Neste contexto, caracterizado por processos de massificação, os públicos não desapareceram por completo, “mas tendem a desvanecer-se e a ver enfraquecida a força que correspondia à sua forma própria de funcionamento: sobrevivem, hoje, sobretudo como reminiscências mais ou menos nostálgicas do passado, ou então como irrupções espontâneas de novas práticas de resistência e de contestação social” (Esteves, 1997: 2). O público vê-se, então, relegado para uma marginalidade, enquanto forma de resistência aos elementos da massa.

no contexto destas transformações sociais, o jornalismo, enquanto actividade profissional dos media, foi também alvo de mutações diversas, particularmente nos seus conteúdos e na sua linguagem. no caso da imprensa, na qual a chegada da publicidade comercial implicou uma profunda mudança na sua lógica de funcionamento, as notícias passaram a ter como propósito facilitar a adesão do maior número possível de pessoas, através de um discurso imediatamente apreensível e de menor exigência. para Habermas, embora o jornal tenha sido um medium essencial na constituição do espaço público, ele passa a funcionar, na sequência destas transformações, como uma espécie de inibição da participação

dos públicos, fornecendo às massas um mero acesso ao espaço público, que perde o seu carácter político para ter como finalidade a rentabilidade.

não obstante, convém sublinhar, como já referimos, que Habermas absorveu algumas críticas que foram dirigidas à sua obra dos anos 60, nomeadamente no que diz respeito à margem de manobra existente para a formação de públicos dentro de um contexto mediático massificado.
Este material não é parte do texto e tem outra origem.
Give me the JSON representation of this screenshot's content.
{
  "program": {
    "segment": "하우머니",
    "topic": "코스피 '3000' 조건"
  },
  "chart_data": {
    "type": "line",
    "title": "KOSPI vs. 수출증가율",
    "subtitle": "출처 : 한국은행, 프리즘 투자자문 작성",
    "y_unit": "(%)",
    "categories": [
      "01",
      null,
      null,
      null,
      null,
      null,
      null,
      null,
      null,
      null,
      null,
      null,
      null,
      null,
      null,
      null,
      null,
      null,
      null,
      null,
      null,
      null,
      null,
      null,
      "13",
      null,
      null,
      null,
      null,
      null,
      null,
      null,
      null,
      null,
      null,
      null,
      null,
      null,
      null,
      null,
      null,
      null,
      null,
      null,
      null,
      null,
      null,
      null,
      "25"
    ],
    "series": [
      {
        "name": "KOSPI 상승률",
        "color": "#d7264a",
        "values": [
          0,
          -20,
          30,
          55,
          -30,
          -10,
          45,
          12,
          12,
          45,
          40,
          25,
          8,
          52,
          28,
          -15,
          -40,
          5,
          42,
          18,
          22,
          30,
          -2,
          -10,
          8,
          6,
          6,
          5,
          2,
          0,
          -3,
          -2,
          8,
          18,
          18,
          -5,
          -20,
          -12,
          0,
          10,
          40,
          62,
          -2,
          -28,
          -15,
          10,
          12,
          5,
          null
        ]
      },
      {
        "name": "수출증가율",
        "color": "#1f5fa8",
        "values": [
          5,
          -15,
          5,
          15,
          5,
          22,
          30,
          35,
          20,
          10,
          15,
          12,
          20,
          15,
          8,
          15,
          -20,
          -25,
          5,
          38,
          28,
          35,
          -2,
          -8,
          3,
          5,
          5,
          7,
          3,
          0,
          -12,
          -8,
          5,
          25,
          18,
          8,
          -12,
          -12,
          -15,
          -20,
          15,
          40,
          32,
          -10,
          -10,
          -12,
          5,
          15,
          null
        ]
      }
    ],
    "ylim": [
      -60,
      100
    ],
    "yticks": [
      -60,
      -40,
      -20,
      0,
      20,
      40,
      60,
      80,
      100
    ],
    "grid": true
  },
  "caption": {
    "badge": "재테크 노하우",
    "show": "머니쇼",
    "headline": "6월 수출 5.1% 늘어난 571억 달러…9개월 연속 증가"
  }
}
Habermas viria a reformular algum do seu pensamento sobre o assunto, atribuindo aos mass media algumas possibilidades de participação e de emancipação crítica. “apesar de manter, em termos gerais, as minhas descrições sobre as mudanças da infraestrutura de uma esfera pública infiltrada pelo poder, a análise necessita de ser revista, sobretudo a minha constatação sobre as transformações no comportamento do público (...). o meu diagnóstico sobre um desempenho linear (...) de um ‘público que debate a cultura para um público consumidor de cultura’ é demasiado simplista” (cfr. Habermas, 1992: 437 e 438). é, por isso, possível dizer que os media contêm uma encruzilhada de possibilidades que se jogam no campo do político e do social, não obstante os numerosos constrangimentos organizacionais, estilísticos e sociais que integram o próprio jornalismo como dispositivo institucional (cfr. Correia, 1998: 87).

São precisamente estas formas de “resistência”, estas brechas na lógica massificada dos media actuais, ao nível da imprensa, que queremos abordar neste livro – entendemos o espaço das cartas dos leitores como um lugar, ainda que condicionado por todos os constrangimentos inerentes à actividade mediática, onde se podem formar públicos, no mesmo sentido que gabriel Tarde e Herbert Blumer os definiram. Estes públicos, de leitores-escritores de cartas, distinguem-se nitidamente e ocupam um lugar muito específico no conjunto dos destinatários ou dos consumidores dos diversos jornais – ou melhor, das suas audiências. essa distinção é vincada, acima de tudo, pela forma como esses leitores em particular se relacionam com a imprensa: esta relação não é meramente aquisitiva, de compra do jornal (ou, num patamar mais elevado, de leitura do jornal, actividade que já implicará um esforço intelectual e dedicação temporal consideráveis), mas é sobretudo uma relação reflexiva e activa, uma vez que estes leitores mostram uma vontade e um investimento na participação, na manifestação das suas ideias, em relação a uma determinada temática.